Neben der Schwingungsisolation, wie sie Eras betreibt, bietet die Adaptronik vielversprechende weitere Anwendungsmöglichkeiten. Politiker wie Manfred Stolpe verlassen sich nicht nur aufs Gefühl, wenn sie Zukunftstechnologien wie die Adaptronik fördern. Das Bundesforschungsministerium rechnet mit einem Plus an 25 000 Arbeitsplätzen und einer Wertschöpfung von weltweit rund 120 Mrd. DM in den nächsten fünf Jahren.
NACHGEFRAGT
? Ist Adaptronik mehr als Regelungstechnik?
!Die Entwicklung geht von den Materialien aus. Tragende Werkstoffe sollen merken, wenn sie sich verformen und über ein elektrisches Signal selbst Verformungen erzeugen können. Dafür wird die Regelungstechnik als Instrument benötigt. Das Ergebnis sind Schichtwerkstoffe, die aus Struktur- und Funktionswerkstoffen aufgebaut sind.
? Können Sie ein Anwendungsbeispiel nennen?
! An Hautfeldern wie zum Beispiel einem Autodach treten immer störende Schwingungen auf. Unser Ansatz ist es, gezielt Funktionswerkstoffe einzusetzen, die diese Dynamik des Daches erfassen und die Schwingung über eine Gegenschwingung auslöschen. Dazu muss eine regelungstechnische Einheit ein Gegensignal errechnen.
? Was hat denn der Maschinenbau davon?
! Die Adaptronik wird eine Basistechnologie werden, die früher oder später jeder Konstrukteur beherrschen muss. Heute legt er seine Strukturen gemäß Pflichtenheft optimal aus und überlegt anschließend, wie Störungen zum Beispiel durch Schwingungen unterdrückt werden können. Zukünftig ist hier ein integrierender Ansatz von Nöten, der gleich in aktive Systeme mündet.

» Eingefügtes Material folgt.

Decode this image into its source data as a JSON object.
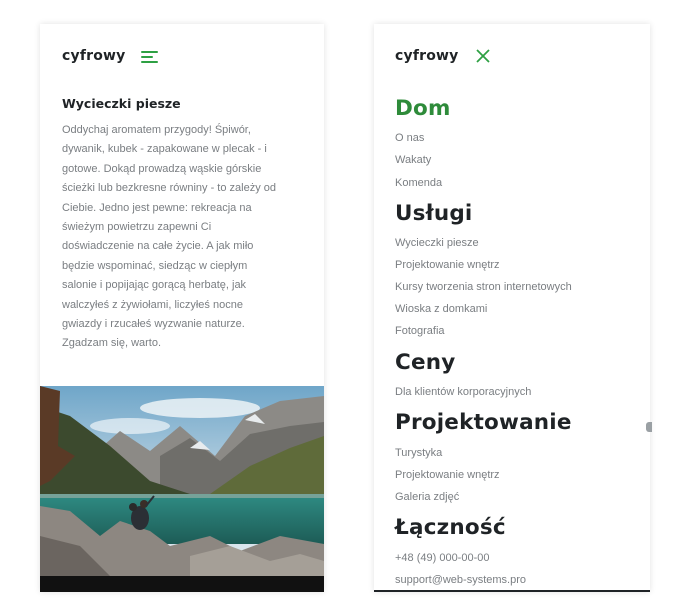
{
  "brand": "cyfrowy",
  "article": {
    "title": "Wycieczki piesze",
    "lines": [
      "Oddychaj aromatem przygody! Śpiwór,",
      "dywanik, kubek - zapakowane w plecak - i",
      "gotowe. Dokąd prowadzą wąskie górskie",
      "ścieżki lub bezkresne równiny - to zależy od",
      "Ciebie. Jedno jest pewne: rekreacja na",
      "świeżym powietrzu zapewni Ci",
      "doświadczenie na całe życie. A jak miło",
      "będzie wspominać, siedząc w ciepłym",
      "salonie i popijając gorącą herbatę, jak",
      "walczyłeś z żywiołami, liczyłeś nocne",
      "gwiazdy i rzucałeś wyzwanie naturze.",
      "Zgadzam się, warto."
    ]
  },
  "menu": {
    "sections": [
      {
        "heading": "Dom",
        "active": true,
        "links": [
          "O nas",
          "Wakaty",
          "Komenda"
        ]
      },
      {
        "heading": "Usługi",
        "active": false,
        "links": [
          "Wycieczki piesze",
          "Projektowanie wnętrz",
          "Kursy tworzenia stron internetowych",
          "Wioska z domkami",
          "Fotografia"
        ]
      },
      {
        "heading": "Ceny",
        "active": false,
        "links": [
          "Dla klientów korporacyjnych"
        ]
      },
      {
        "heading": "Projektowanie",
        "active": false,
        "links": [
          "Turystyka",
          "Projektowanie wnętrz",
          "Galeria zdjęć"
        ]
      },
      {
        "heading": "Łączność",
        "active": false,
        "links": [
          "+48 (49) 000-00-00",
          "support@web-systems.pro"
        ]
      }
    ]
  },
  "icons": {
    "menu_toggle": "hamburger-icon",
    "close": "close-icon"
  },
  "colors": {
    "accent": "#2ea043",
    "active_heading": "#2e8b3a",
    "heading": "#1f2326",
    "muted_text": "#7a7e82"
  }
}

? Wie kann sich der Mittelstand an dieser Entwicklung beteiligen, die doch immense Kosten verursacht?
! Zunächst sind vor allem die großen Unternehmen und staatliche Forschungseinrichtungen in der Pflicht. Aber der Mittelstand muss die Entwicklung genau beobachten und rechtzeitig einsteigen. Vermutlich verläuft sie ähnlich wie früher bei den CAD-Systemen: Am Anfang haben nur die Großen solche Lösungen angeschafft. Aber heute ist selbst im kleinsten Maschinenbau-Betrieb ein CAD-System implementiert.